Sarkozy l’impétueux

Le ministre de l’Intérieur continue de séduire l’opinion. Mais son apparente fébrilité et ses dérapages verbaux inquiètent les élites.

Publié le 28 novembre 2005 Lecture : 6 minutes.

Si Nicolas Sarkozy est l’homme politique français le plus controversé du moment, c’est sans doute parce que son action s’est toujours située à la frontière incertaine entre courage et témérité. En 1993, à l’époque où il était maire de Neuilly-sur-Seine, il négocia en tête à tête avec un preneur d’otages qui s’était affublé du surnom de « bombe humaine ». Le forcené menaçait de tuer les élèves d’une classe de maternelle et leur institutrice… À l’issue d’un suspense qui tint la France en haleine pendant plusieurs heures, il parvint à obtenir la libération de plusieurs enfants avant que la police ne donne l’assaut et abatte le preneur d’otages.
Aujourd’hui ministre de l’Intérieur, il fait une nouvelle fois, alors que les banlieues françaises s’embrasent, la preuve de son courage physique.

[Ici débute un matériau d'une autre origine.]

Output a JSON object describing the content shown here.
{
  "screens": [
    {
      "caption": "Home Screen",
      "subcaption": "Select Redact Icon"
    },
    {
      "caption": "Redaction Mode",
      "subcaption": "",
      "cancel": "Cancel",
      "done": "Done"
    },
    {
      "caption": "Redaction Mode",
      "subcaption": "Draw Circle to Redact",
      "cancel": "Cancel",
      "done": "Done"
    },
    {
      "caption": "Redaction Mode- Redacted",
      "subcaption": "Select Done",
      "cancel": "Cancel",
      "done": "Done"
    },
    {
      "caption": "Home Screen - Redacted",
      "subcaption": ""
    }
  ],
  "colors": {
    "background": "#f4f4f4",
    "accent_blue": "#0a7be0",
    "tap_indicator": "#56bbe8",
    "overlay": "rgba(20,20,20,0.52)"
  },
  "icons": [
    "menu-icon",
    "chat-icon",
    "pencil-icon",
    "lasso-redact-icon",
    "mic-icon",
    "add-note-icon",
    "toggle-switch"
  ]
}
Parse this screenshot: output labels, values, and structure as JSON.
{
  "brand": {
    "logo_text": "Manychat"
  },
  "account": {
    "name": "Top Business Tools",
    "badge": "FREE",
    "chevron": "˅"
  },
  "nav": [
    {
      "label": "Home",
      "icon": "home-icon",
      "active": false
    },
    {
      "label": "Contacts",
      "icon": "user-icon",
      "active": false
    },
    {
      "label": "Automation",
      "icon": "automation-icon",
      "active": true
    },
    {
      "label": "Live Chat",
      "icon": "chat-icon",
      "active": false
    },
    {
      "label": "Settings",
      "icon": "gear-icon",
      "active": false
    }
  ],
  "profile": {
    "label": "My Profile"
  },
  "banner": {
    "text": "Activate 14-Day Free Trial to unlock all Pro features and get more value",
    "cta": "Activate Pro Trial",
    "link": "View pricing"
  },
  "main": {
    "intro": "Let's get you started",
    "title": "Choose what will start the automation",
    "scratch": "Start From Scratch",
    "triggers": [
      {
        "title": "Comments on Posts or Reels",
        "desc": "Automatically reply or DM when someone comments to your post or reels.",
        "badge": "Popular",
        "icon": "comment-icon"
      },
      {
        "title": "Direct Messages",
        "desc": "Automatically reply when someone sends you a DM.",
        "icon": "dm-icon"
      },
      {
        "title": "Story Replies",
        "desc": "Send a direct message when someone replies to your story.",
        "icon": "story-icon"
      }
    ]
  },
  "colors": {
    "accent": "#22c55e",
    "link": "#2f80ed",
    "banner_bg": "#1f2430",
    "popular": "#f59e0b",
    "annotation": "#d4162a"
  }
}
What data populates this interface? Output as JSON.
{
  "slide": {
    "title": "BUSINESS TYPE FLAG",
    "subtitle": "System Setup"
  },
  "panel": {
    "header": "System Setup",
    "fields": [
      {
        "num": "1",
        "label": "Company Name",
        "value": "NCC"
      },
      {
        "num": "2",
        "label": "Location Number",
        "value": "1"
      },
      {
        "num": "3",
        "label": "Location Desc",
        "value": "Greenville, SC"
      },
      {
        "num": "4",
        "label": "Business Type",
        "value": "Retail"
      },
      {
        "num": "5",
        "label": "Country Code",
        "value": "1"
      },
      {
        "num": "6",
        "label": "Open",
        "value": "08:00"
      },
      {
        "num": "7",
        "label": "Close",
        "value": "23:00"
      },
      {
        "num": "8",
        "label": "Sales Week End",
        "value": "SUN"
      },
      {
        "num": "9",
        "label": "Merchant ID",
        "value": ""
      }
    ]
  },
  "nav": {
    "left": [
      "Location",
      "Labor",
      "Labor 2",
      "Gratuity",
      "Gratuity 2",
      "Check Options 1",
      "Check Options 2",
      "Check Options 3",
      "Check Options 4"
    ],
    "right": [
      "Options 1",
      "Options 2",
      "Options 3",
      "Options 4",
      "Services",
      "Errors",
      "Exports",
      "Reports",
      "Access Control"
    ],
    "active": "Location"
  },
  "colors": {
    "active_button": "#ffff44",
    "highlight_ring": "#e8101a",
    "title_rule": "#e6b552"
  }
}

Il apporte un soutien sans faille aux policiers chargés de réprimer les émeutes et n’hésite pas à se rendre dans les quartiers les plus chauds. Il a par ailleurs démontré un indéniable courage, moral cette fois, en appelant à une refonte radicale d’un modèle social français dont les déficiences éclatent aujourd’hui au grand jour. Et en exhortant ses compatriotes à faire en sorte de mieux intégrer les minorités déshéritées.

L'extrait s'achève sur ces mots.